Introdução histórica:
As primeiras demonstrações de endocitose em terminais sinápticos foram realizadas
no início dos anos 70 por Heuser e Reese e pelo grupo de Ceccarelli. Nestes estudos, os
terminais sinápticos eram estimulados vigorosamente, de modo a conseguir causar o maior
número possível de fusão das vesículas com o terminal pré-sináptico. O que se observou foi
que, apesar de o número de eventos exocíticos ter sido muito elevado, apenas se deu uma
eliminação parcial do número de vesículas. Esta observação levou a concluir que o número de
vesículas no pool deve ter sido renovado de modo a responder à actividade exocítica. Porém,
apesar de ambos os grupos usarem métodos idênticos e o mesmo tipo de sinapses, foram
obtidas diferenças nos resultados referentes aos tempos, local e identidades moleculares.

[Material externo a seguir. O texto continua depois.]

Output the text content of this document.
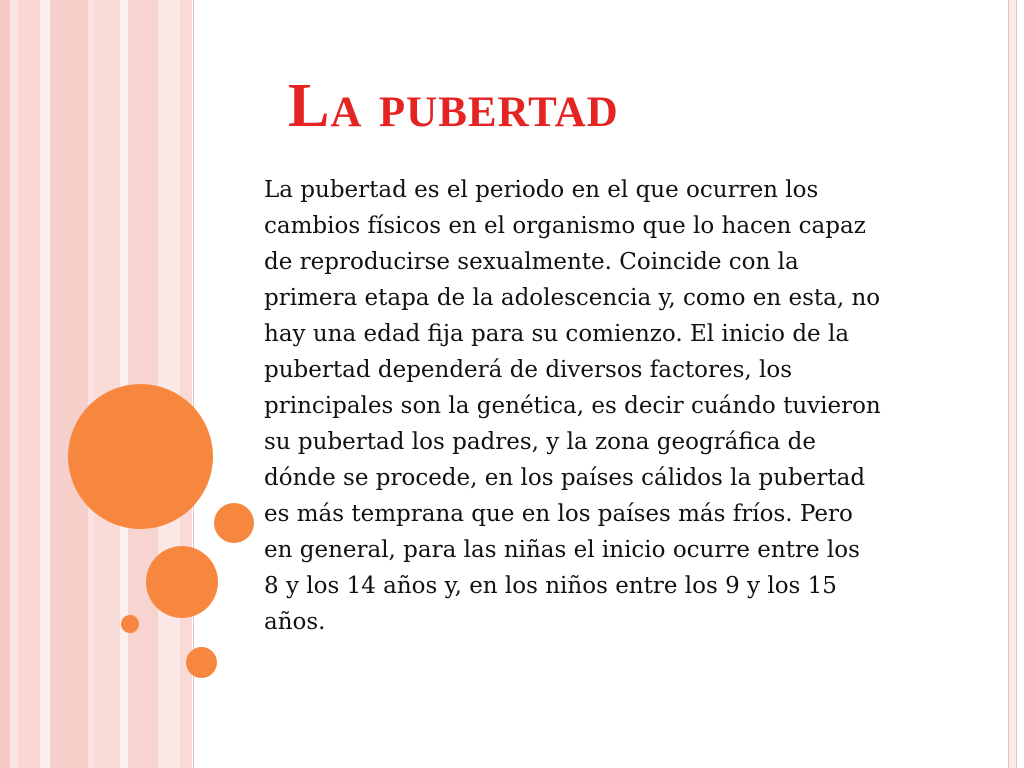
La pubertad
La pubertad es el periodo en el que ocurren los
cambios físicos en el organismo que lo hacen capaz
de reproducirse sexualmente. Coincide con la
primera etapa de la adolescencia y, como en esta, no
hay una edad fija para su comienzo. El inicio de la
pubertad dependerá de diversos factores, los
principales son la genética, es decir cuándo tuvieron
su pubertad los padres, y la zona geográfica de
dónde se procede, en los países cálidos la pubertad
es más temprana que en los países más fríos. Pero
en general, para las niñas el inicio ocurre entre los
8 y los 14 años y, en los niños entre los 9 y los 15
años.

Enquanto o grupo de Heuser e Reese defendia que a endocitose ocorria a partir de
vesículas revestidas, de modo relativamente lento e com ocorrência distante dos locais activos
das sinapses, o grupo de Ceccarelli defendia que não era necessária a formação de vesículas
revestidas, sendo o processo relativamente rápido e ocorrendo nas zonas activas.
No final dos anos 70 e 80, a investigação por parte de ambos os grupos incidiu nos
tempos envolvidos no processo, tendo sido também realizada em paralelo alguma
investigação sobre o local de acção no neurónio. Nos anos 80, outros grupos começaram
também a desenvolver estudos nesta área, tendo sido nos anos 90 que houve uma maior
incidência em estudos sobre a importância relativa de cada tipo de endocitose e as condições
que os favorecem, os mediadores proteicos requeridos para cada um dos modelos e os passos
do processo endocítico em que estão envolvidos. (Morgan J. R. et al., 2002).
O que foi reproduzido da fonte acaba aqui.